I am always shocked that political parties continue to promise economic growth as if it was some sort of holy grail. In fact, most of us know that the senseless pursuit of economic growth is going to tip us into tragedy.
We know, for instance, that continuing to emit greenhouse gases at this rate is going to kill hundreds of thousands of people and destabilize the world politically. Growth takes energy and energy use causes climate change. We also know that Canadian economic recovery is a result not of increased production, but because people are borrowing more. Household debt that has never been higher. If interest rates or housing costs increase even a bit, a lot of folks are going to lose everything.
We’re walking an ecological and economic high wire: why do we continue to pursue such stress, risk and danger?
The alternative is to growth is to “right-size” our economy. How do we decide what the “right” size is? Government can balance benefits with risk:
- Enough industry that we are prosperous but not so much that our air, water, soil and biodiversity becomes dangerous. We know what the safe limits are: all we have to do is monitor and stay under those limits.

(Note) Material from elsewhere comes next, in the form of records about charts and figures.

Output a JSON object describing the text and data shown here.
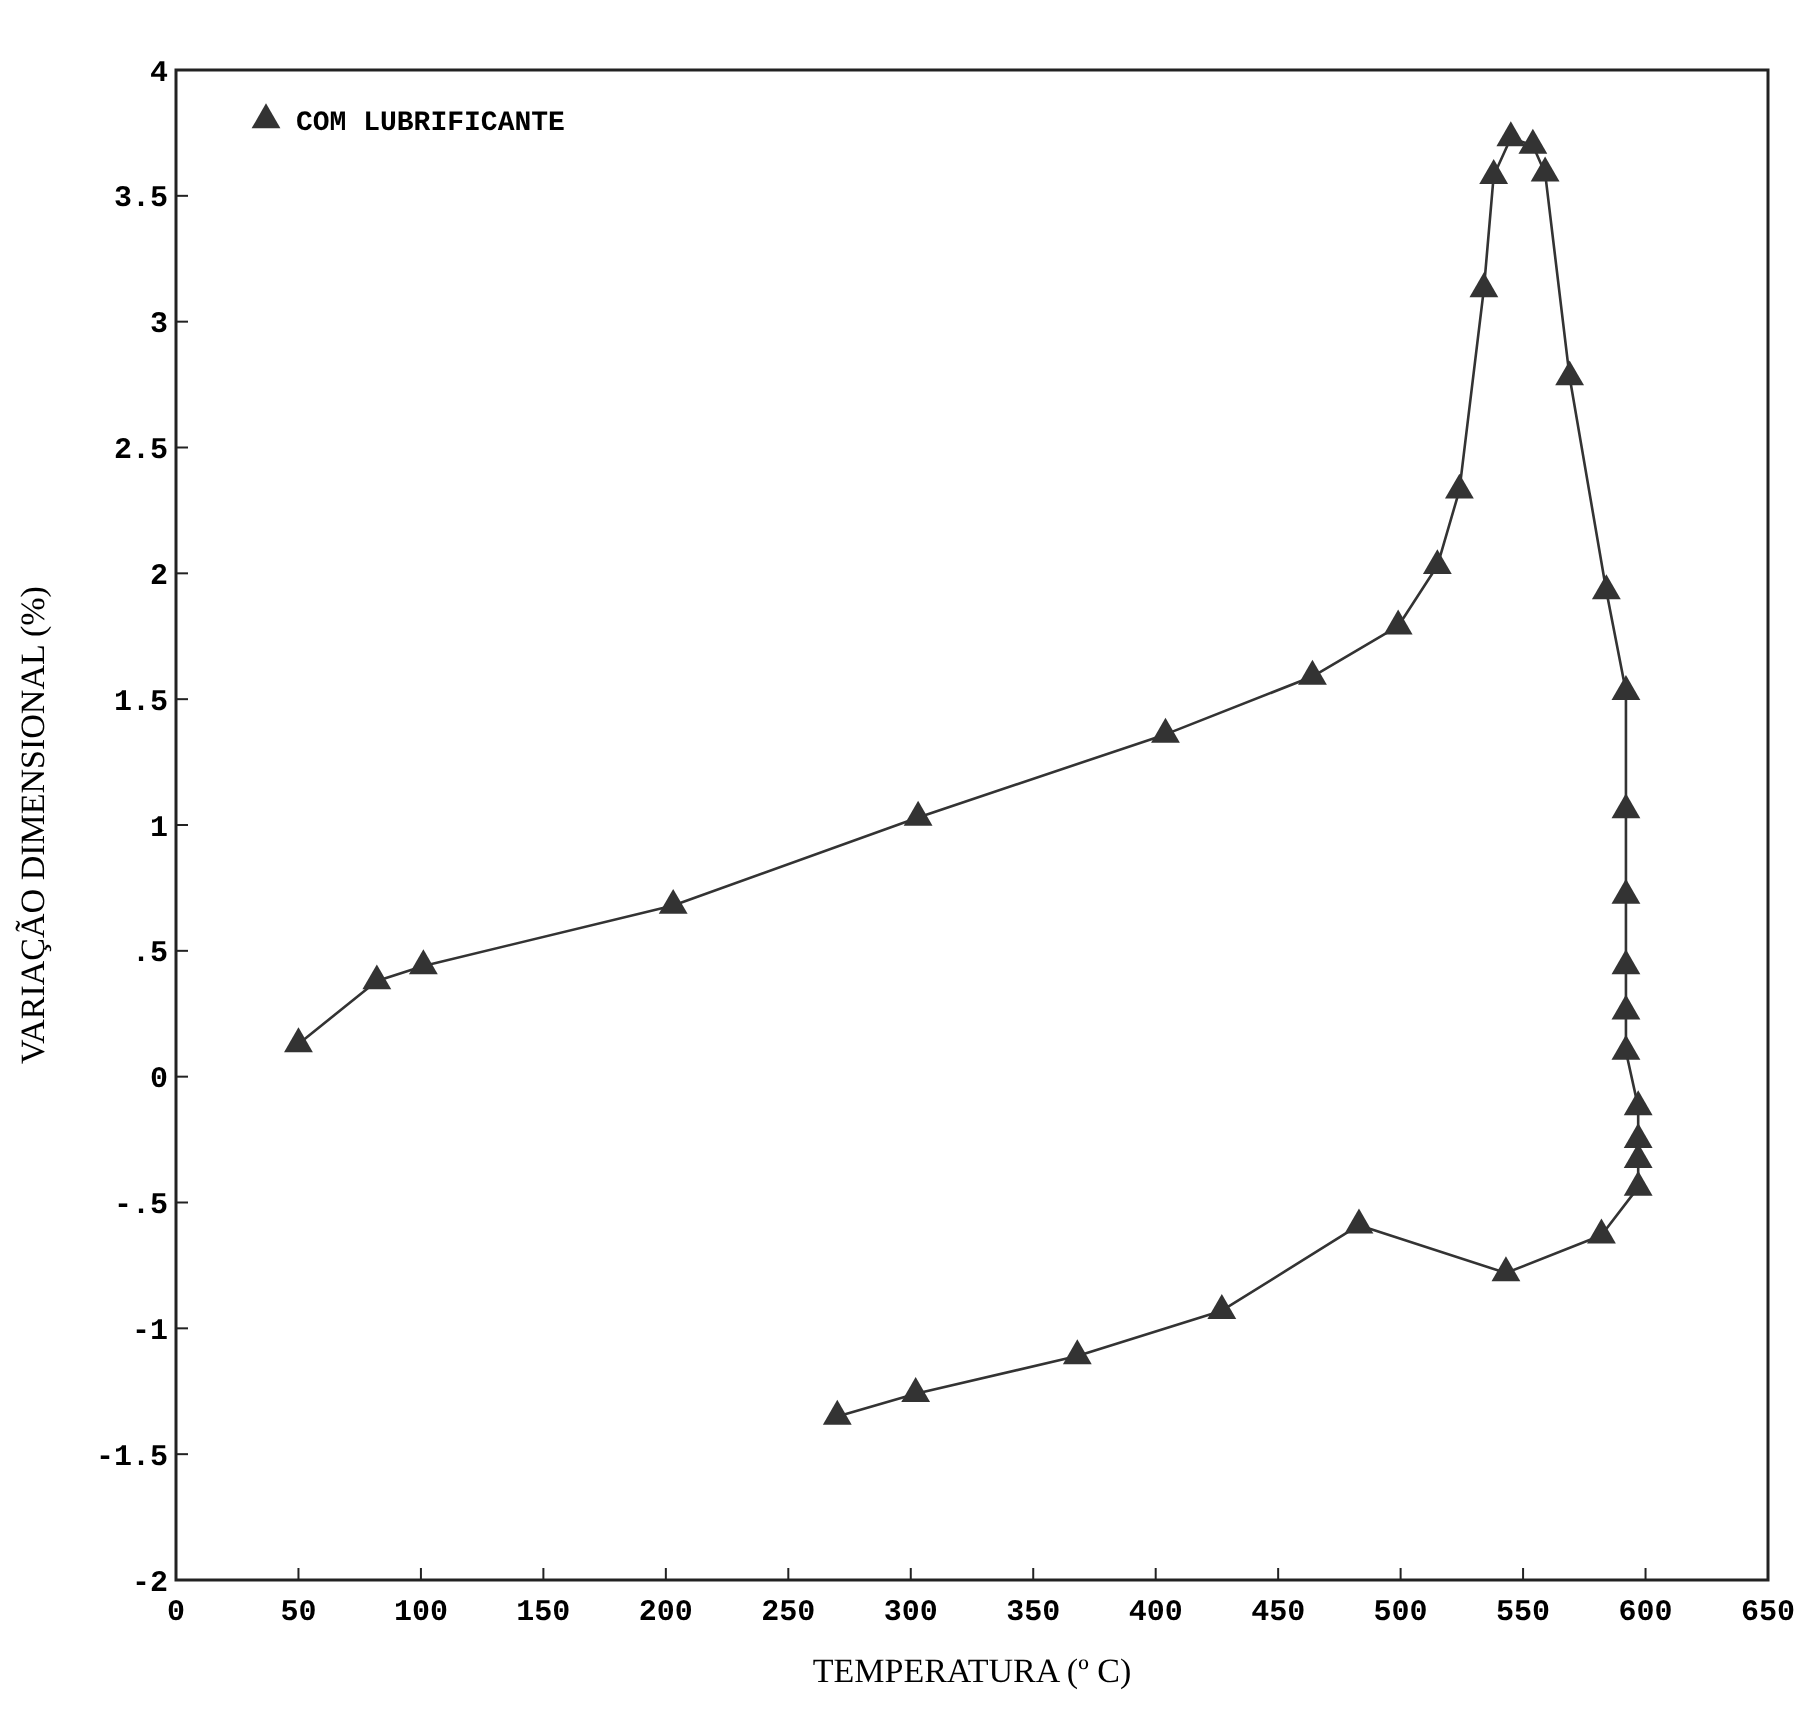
{
  "chart_data": {
    "type": "line",
    "xlabel": "TEMPERATURA (º C)",
    "ylabel": "VARIAÇÃO DIMENSIONAL (%)",
    "xlim": [
      0,
      650
    ],
    "xticks": [
      0,
      50,
      100,
      150,
      200,
      250,
      300,
      350,
      400,
      450,
      500,
      550,
      600,
      650
    ],
    "ylim": [
      -2,
      4
    ],
    "yticks": [
      -2,
      {
        "value": -1.5,
        "label": "-1.5"
      },
      -1,
      {
        "value": -0.5,
        "label": "-.5"
      },
      0,
      {
        "value": 0.5,
        "label": ".5"
      },
      1,
      1.5,
      2,
      2.5,
      3,
      3.5,
      4
    ],
    "series": [
      {
        "name": "COM LUBRIFICANTE",
        "color": "#333333",
        "x": [
          50,
          82,
          101,
          203,
          303,
          404,
          464,
          499,
          515,
          524,
          534,
          538,
          545,
          554,
          559,
          569,
          584,
          592,
          592,
          592,
          592,
          592,
          592,
          597,
          597,
          597,
          597,
          582,
          543,
          483,
          427,
          368,
          302,
          270
        ],
        "values": [
          0.13,
          0.38,
          0.44,
          0.68,
          1.03,
          1.36,
          1.59,
          1.79,
          2.03,
          2.33,
          3.13,
          3.58,
          3.73,
          3.7,
          3.59,
          2.78,
          1.93,
          1.53,
          1.06,
          0.72,
          0.44,
          0.26,
          0.1,
          -0.12,
          -0.25,
          -0.33,
          -0.44,
          -0.63,
          -0.78,
          -0.59,
          -0.93,
          -1.11,
          -1.26,
          -1.35
        ]
      }
    ],
    "marker": "triangle",
    "line_style": "solid",
    "legend": "top left",
    "grid": false
  }
}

- Enough free trade that we continue excellent relationships with our global allies, but not so much that we cannot sustain our own manufacturing and service sector.

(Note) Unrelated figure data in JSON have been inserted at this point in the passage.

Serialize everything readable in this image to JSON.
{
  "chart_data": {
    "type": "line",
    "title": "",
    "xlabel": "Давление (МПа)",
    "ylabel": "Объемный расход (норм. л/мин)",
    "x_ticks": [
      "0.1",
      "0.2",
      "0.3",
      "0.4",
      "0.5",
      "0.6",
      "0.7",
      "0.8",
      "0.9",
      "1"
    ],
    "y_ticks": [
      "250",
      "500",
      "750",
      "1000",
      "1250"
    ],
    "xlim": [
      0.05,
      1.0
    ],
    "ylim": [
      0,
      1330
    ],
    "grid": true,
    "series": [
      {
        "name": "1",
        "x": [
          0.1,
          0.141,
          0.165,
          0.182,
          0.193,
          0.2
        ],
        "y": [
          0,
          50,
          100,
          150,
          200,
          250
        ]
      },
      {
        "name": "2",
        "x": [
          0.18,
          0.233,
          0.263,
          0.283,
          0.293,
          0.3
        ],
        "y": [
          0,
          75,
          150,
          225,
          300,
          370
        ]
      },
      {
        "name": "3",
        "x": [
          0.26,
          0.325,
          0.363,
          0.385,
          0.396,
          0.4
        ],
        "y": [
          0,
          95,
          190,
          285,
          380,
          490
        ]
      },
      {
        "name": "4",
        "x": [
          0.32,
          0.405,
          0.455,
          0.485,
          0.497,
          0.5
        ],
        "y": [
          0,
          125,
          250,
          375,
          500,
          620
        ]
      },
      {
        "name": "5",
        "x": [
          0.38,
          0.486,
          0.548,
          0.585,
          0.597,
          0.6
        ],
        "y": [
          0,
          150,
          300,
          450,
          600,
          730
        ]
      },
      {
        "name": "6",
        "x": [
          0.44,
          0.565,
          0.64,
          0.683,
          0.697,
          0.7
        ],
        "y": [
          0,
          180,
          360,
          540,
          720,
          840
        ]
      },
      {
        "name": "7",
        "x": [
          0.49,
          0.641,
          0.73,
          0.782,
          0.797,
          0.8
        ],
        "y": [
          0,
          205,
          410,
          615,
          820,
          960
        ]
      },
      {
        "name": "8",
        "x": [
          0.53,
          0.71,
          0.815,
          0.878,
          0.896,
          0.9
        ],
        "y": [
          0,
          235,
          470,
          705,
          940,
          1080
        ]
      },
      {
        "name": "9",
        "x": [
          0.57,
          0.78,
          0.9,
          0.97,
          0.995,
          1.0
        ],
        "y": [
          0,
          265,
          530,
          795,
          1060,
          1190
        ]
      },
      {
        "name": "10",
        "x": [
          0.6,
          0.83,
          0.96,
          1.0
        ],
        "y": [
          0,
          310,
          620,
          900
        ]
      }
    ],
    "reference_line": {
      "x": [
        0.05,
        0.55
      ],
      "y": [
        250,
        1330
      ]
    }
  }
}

- Enough taxation that can afford those things we value, especially our excellent infrastructure, health care and educational systems, but not so much that we throw money around just to create jobs. There are many ways to lead a fascinating and productive life: what’s wrong with slowing down and working less?

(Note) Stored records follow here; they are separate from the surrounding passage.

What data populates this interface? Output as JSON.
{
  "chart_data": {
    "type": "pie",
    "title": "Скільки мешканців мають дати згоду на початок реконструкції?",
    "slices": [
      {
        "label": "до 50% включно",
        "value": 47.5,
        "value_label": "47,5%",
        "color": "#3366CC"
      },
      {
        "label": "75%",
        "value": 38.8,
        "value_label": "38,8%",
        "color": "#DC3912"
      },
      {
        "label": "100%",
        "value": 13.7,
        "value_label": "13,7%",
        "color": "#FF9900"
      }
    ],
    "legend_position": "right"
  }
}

- Enough debt that people can own their own homes, but not so much that our entire economy is put at risk (while banks syphon record profits away from our communities).
What would it be like to live in a “right-sized” economy? Probably a lot like living in the 1950s. People walked more, lived in smaller homes, saved up for things they wanted, had a garden in the back yard and went camping on their holidays. One radio, one television, one telephone, all of which lasted for decades. Fewer clothes, but much better quality. Less exotic foods, but tastier and more nutritious. Less work, more time. Less waste. Less risk.
Sounds like taking a step backward? It is. But remember: we’re in trouble, and we need to scale back the way we live. It’s going to happen no matter what we do. Automation is going to replace 30 per cent of jobs within ten years. Eventually, enough people will default on their debt and topple our economy into recession. In other words, we crash into a mess we might not be able to handle, or we slow down purposefully, enjoying the slower, safer pace.